WASHINGTON (AP) — Ivanka Trump said Thursday she is donating proceeds from her upcoming book to charity, with the first grants going to the National Urban League and Boys & Girls Clubs of America.

The Ivanka M. Trump Charitable Fund has been established to receive the unpaid portion of her advance and future royalties from “Women Who Work: Rewriting the Rules for Success,” which is due out May 2.

The fund will support “the economic empowerment for women and girls,” Trump said in a statement. The first grants, worth $100,000 each, will support an Urban League program for entrepreneurs, and a Boys & Girls Clubs’ program on science, technology, engineering and math for girls and underrepresented youth.

The announcement about the charitable fund comes amid ethical questions over possible conflicts of interest between the first daughter’s role as an adviser to her father, President Donald Trump, and her self-named lifestyle brand. Ivanka Trump says she has stepped away from daily management of the business, established a trust to oversee it and will recuse herself from any issues that present conflicts.

Trump also said she will not do any publicity for the book, “out of an abundance of caution and to avoid the appearance of using my official role” to promote it.

Ivanka Trump’s book was completed before Donald Trump won the presidential election in November. The release was originally set for early March but was pushed back as Ivanka Trump moved her family to Washington.

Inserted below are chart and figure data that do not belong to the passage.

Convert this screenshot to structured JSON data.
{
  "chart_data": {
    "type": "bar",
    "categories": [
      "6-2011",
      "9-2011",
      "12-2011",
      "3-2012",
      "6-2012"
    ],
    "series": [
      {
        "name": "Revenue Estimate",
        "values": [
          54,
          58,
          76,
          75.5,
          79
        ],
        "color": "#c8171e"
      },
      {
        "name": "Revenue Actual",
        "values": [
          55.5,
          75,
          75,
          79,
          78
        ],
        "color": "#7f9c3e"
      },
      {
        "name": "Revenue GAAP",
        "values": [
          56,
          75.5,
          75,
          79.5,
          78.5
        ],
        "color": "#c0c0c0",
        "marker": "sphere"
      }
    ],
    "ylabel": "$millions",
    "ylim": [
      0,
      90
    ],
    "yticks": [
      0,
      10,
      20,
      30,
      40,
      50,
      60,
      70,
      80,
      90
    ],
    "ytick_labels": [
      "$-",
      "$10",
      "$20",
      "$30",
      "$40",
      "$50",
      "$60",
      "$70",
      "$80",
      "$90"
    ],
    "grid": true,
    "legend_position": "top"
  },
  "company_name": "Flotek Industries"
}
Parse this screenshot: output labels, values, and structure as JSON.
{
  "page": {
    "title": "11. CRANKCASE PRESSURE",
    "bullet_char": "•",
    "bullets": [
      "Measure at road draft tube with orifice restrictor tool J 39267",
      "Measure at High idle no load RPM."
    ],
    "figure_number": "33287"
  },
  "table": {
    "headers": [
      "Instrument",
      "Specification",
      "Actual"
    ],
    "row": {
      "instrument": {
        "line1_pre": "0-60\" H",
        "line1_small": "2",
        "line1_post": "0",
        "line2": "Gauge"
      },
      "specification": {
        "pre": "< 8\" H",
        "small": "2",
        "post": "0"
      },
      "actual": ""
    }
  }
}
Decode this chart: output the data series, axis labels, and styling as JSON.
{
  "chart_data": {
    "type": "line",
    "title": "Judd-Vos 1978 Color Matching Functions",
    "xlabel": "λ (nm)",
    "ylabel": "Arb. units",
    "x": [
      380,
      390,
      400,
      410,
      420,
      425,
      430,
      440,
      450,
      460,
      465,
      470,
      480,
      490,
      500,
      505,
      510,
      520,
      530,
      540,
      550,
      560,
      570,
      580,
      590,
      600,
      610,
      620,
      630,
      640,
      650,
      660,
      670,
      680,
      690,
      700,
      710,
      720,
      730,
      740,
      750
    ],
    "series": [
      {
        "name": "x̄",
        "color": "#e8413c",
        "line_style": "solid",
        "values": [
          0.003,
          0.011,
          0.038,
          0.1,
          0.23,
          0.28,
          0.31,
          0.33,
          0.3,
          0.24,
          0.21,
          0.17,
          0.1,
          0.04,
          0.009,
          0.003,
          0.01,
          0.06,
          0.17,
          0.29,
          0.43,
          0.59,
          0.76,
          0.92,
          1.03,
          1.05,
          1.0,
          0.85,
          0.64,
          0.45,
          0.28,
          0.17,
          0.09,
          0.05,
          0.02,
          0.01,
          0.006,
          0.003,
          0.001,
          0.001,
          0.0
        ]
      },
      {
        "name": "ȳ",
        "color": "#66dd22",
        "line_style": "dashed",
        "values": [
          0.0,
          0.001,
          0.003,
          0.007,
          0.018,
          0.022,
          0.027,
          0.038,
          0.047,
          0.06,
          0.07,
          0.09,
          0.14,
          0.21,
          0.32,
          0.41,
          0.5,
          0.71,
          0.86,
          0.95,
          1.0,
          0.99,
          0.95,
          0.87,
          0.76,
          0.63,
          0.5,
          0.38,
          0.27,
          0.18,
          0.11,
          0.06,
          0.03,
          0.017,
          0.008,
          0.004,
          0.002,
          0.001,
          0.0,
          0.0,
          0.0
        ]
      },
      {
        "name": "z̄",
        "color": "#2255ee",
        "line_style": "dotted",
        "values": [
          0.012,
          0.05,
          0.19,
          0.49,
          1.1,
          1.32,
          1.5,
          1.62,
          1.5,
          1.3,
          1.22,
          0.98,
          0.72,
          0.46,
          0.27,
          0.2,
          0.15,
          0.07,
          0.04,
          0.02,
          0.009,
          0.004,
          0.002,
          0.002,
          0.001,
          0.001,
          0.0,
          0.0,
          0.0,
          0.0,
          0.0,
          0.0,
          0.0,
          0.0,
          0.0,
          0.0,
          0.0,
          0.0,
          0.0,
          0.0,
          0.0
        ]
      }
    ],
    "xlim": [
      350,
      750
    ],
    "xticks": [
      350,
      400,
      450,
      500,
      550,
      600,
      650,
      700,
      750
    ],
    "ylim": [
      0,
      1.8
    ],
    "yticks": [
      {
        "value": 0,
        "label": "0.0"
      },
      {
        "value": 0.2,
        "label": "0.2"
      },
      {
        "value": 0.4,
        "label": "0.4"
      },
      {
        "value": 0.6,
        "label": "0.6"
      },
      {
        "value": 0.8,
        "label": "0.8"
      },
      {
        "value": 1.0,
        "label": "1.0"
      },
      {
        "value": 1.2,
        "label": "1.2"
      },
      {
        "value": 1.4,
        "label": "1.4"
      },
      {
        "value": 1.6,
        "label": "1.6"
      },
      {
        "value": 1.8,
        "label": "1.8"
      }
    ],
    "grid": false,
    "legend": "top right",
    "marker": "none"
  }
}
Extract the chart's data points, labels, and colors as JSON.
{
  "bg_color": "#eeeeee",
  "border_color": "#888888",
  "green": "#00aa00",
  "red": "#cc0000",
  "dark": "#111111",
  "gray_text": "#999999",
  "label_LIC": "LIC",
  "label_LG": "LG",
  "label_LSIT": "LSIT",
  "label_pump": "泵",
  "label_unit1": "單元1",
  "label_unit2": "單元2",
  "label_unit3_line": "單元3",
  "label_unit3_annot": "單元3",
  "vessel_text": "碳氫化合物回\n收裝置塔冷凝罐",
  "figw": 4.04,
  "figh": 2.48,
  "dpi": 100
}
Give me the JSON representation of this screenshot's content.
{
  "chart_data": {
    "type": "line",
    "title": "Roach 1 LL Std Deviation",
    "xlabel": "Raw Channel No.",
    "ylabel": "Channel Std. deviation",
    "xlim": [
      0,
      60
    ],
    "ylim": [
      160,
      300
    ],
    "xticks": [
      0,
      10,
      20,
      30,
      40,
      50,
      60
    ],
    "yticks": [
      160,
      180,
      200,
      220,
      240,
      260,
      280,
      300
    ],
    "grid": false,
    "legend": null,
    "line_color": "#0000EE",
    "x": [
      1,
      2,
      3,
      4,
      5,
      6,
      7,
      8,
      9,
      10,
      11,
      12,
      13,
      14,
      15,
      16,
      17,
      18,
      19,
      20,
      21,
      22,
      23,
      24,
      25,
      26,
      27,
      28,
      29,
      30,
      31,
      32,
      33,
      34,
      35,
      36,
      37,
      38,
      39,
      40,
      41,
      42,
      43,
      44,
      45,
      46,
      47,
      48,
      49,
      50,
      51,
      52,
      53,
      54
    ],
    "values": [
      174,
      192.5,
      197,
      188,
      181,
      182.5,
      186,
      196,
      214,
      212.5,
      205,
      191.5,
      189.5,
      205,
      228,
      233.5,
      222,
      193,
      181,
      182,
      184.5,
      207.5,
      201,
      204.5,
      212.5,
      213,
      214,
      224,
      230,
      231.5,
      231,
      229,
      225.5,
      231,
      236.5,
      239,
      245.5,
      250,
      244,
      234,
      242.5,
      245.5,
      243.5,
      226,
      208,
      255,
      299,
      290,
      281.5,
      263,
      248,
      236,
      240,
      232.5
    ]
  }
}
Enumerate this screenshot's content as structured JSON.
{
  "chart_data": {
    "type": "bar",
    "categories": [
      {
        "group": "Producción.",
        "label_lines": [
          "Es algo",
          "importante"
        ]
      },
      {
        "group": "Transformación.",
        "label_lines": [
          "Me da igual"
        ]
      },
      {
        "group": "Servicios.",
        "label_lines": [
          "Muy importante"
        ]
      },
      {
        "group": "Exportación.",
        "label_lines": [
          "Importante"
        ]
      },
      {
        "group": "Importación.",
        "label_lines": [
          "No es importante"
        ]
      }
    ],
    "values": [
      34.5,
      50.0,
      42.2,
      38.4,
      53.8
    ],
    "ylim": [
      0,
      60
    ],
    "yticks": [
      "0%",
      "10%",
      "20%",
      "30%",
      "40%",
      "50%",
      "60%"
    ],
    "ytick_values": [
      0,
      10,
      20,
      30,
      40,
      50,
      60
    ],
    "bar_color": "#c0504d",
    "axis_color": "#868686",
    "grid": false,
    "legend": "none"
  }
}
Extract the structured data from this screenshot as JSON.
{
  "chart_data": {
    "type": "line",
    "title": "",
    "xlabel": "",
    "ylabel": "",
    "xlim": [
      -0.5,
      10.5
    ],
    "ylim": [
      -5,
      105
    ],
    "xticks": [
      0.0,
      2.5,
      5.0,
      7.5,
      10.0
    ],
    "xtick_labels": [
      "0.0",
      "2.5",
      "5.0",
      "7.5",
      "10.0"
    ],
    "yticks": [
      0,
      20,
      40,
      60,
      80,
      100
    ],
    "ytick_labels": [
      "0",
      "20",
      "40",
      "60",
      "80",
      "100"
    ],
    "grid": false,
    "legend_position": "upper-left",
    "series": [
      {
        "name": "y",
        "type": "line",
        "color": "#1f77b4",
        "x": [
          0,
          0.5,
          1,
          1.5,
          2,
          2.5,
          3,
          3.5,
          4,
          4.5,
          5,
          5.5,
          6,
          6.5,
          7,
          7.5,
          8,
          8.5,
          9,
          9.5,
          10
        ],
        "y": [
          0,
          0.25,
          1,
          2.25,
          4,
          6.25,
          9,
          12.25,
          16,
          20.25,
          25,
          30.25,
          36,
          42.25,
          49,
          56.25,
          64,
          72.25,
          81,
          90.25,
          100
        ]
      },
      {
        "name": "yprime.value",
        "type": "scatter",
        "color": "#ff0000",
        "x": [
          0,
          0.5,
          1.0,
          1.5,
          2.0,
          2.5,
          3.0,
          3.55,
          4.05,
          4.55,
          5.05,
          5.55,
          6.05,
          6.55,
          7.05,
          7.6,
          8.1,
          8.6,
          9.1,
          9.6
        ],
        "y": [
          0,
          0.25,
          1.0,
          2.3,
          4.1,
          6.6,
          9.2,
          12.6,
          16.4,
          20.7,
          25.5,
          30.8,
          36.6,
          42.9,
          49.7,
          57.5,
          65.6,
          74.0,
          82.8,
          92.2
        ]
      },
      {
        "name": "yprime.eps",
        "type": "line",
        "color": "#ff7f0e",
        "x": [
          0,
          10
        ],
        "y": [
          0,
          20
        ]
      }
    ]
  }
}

The fund will receive a minimum of $425,000, which is the unpaid portion of Trump’s advance minus expenses. All future royalties beyond that will also go to the fund for five years, the statement said.

Excerpts of the book were available on Amazon Thursday. In the introduction, Trump writes that she wants to “change the narrative around women and work” and “provide solutions that educate and empower women to be their best selves, both personally and professionally.”

The younger Trump is taking a different– and more up front –approach to charitable giving than her father has.

Trump’s inaugural committee has pledged to donate any excess funds from the record-setting $107 million it raised for the January celebratory events. But neither Trump nor the committee has specified who they have in mind or how much they have left over.

Last year, Trump skipped a Republican debate to raise money for veterans’ charities. The millions of dollars he and several wealthy friends pledged only reached charities after reporters pressed his campaign about the issue months later.

As president, Trump has said he’ll donate his $400,000 salary to charity. His press secretary announced that he’d given his first three months’ of pay to the National Park Service. It’s unclear where the rest will go.

At the White House, Ivanka Trump has focused on economic policies relating to women. Her position is unpaid. Next week, she’ll travel to Berlin at the invitation of German Chancellor Angela Merkel for a women-focused effort within the Group of 20 major economic powers.

Ivanka Trump’s efforts to work as a champion for women have met with some skepticism. Critics note she remained silent about White House-backed health care legislation. The bill, which failed to win adequate congressional support, would have blocked federal payments for a year to Planned Parenthood and could have reduced access to maternity and pediatric care.

In a recent interview with CBS, Ivanka Trump pushed back against the idea that she did not challenge her father, saying that “where I disagree with my father, he knows it, and I express myself with total candor.”